Overview#
A PSAP dispatcher takes a call about a chemical release at an industrial facility. The caller reads out "ammonium nitrate" from a shipping document. The dispatcher needs to know, within seconds, the ERG guide number, isolation distances for a large spill, the AEGL thresholds for population exposure, and what evacuation zone a Gaussian plume model would produce given the current wind conditions. Flipping through a physical guidebook and calling a hazmat team for the chemical properties is not fast enough. The Chemical HAZMAT Database assembles all of that data in one interface, accessible in under a second by any identifier the dispatcher might have: UN number, CAS number, chemical name, or common trade name.
Access to over 100,000 chemical substances through PubChem API integration, combined with AEGL threshold data and atmospheric dispersion modelling, gives dispatchers and first responders the information they need to make protective action decisions without a chemistry degree.
Open Standards#
- UN Globally Harmonised System of Classification and Labelling of Chemicals (UN GHS): Hazard pictograms GHS01, GHS09, H-code hazard statements, P-code precautionary statements, and signal words are fetched from PubChem and stored per the UN GHS specification to give dispatchers internationally recognised hazard symbols.
- DOT/PHMSA Emergency Response Guidebook (ERG 2024): UN numbers are mapped to ERG guide numbers and the associated isolation distances, firefighting procedures, and protective action recommendations are drawn directly from the ERG, the same reference used by first responders in the field.
- NFPA 704 (Standard System for the Identification of the Hazards of Materials for Emergency Response): Health, fire, reactivity, and special-hazard ratings on the 0, 4 scale are stored and displayed as the fire-service standard fire diamond alongside GHS pictograms.
- CAS Registry Number (Chemical Abstracts Service): CAS numbers are used as a primary lookup key to identify substances unambiguously and to query the PubChem PUG-REST API for enrichment data.
- UN Dangerous Goods Numbers (UN numbers): Four-digit UN identifiers per the UN Recommendations on the Transport of Dangerous Goods (Orange Book) are the core placard-based search key for transport incidents.
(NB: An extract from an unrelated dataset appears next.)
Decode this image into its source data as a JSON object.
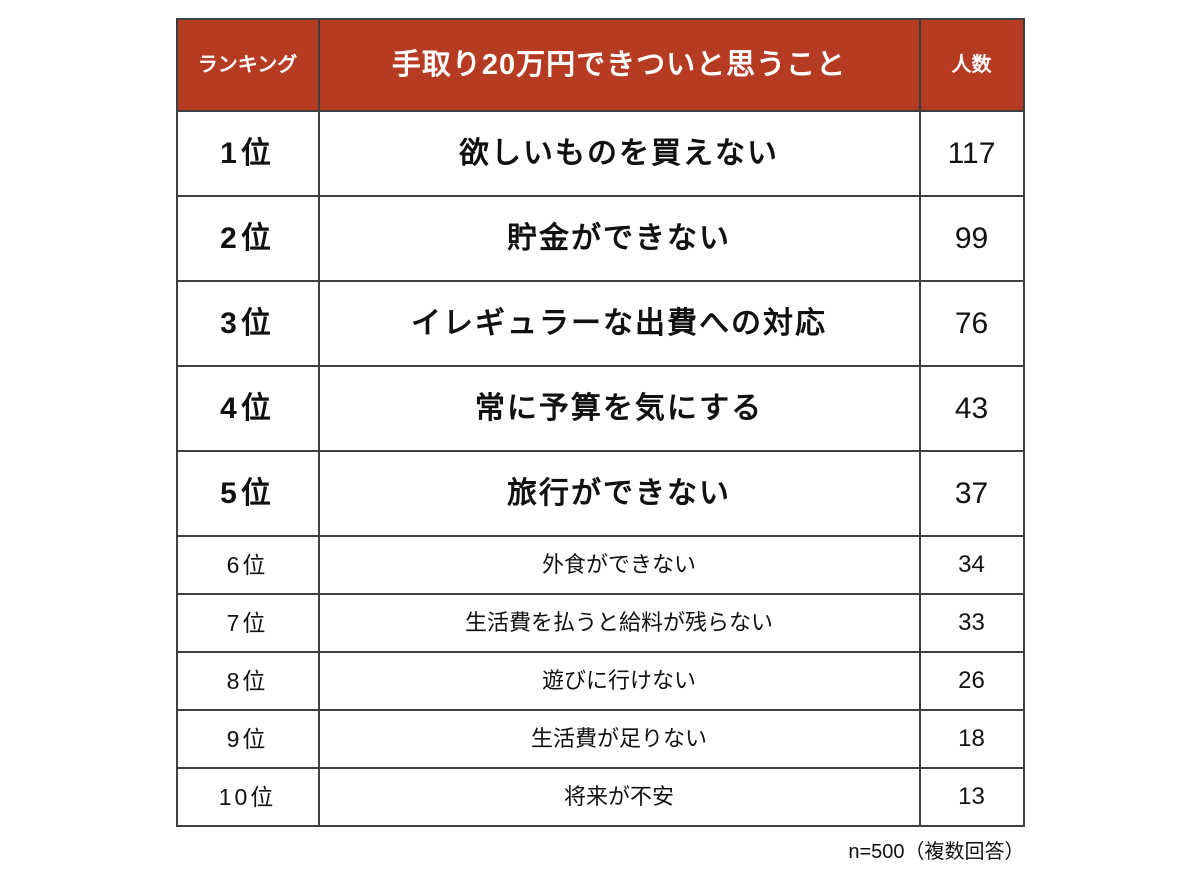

- US EPA/NIOSH Acute Exposure Guideline Levels (AEGL): The three-tier AEGL-1, AEGL-2, and AEGL-3 concentration thresholds published by the US National Advisory Committee are stored per substance and fed directly into Gaussian plume calculations to produce protective-action zone boundaries.
- GeoJSON (IETF RFC 7946): Evacuation zone polygons and plume contours generated from atmospheric dispersion modelling are encoded as GeoJSON Polygon features for interoperability with mapping and CAD systems.
Last Reviewed: 2026-02-05 Last Updated: 2026-04-14
Key Features#
Extensive Chemical Database#
Access to over 100,000 chemical substances through PubChem API integration. Search by chemical name, CAS number, UN number, or common names with typeahead autocomplete for fast dispatcher access during active incidents.
AEGL Threshold Database#
Acute Exposure Guideline Levels for population exposure assessment during chemical releases. The three-tier threshold system (AEGL-1, AEGL-2, AEGL-3) with time-based exposure values feeds directly into evacuation calculations, replacing manual lookup from printed tables.
Emergency Response Guidebook Lookup#
Instant ERG guide retrieval by UN number or guide number with isolation distances, firefighting procedures, and first aid instructions from the DOT/PHMSA Emergency Response Guidebook. Same guide numbers and format responders already know.
GHS Hazard Classification#
GHS pictograms and hazard statements for visual hazard identification. NFPA 704 fire diamond ratings provide standard fire service hazard assessment. Both classification systems displayed together for complete hazard picture.
Atmospheric Dispersion Modelling#
Gaussian plume modelling for chemical release scenarios incorporating real-time weather data, AEGL thresholds, and terrain factors to calculate protective action zones and evacuation distances. Results update automatically as weather conditions change.
PPE Recommendations#
Personal protective equipment guidance based on chemical properties, exposure routes, and concentration levels. Level A through D protection recommendations for field responder safety, aligned with OSHA and NIOSH standards.
Use Cases#
- HAZMAT Dispatch: Instant chemical lookup during emergency calls with response guidance, isolation distances, and PPE requirements for relay to field units
- Plume Modelling: Calculate downwind hazard zones during chemical releases using atmospheric dispersion modelling with real-time weather integration
- Pre-Incident Planning: Research chemical hazards at fixed facilities for emergency response planning and community notification zone establishment
Integration#
Integrates with CAMEO Chemicals (NOAA/EPA), PubChem (NIH), and the Emergency Response Guidebook (DOT/PHMSA). Connects with CAD and dispatch systems and weather data services for context-aware response recommendations.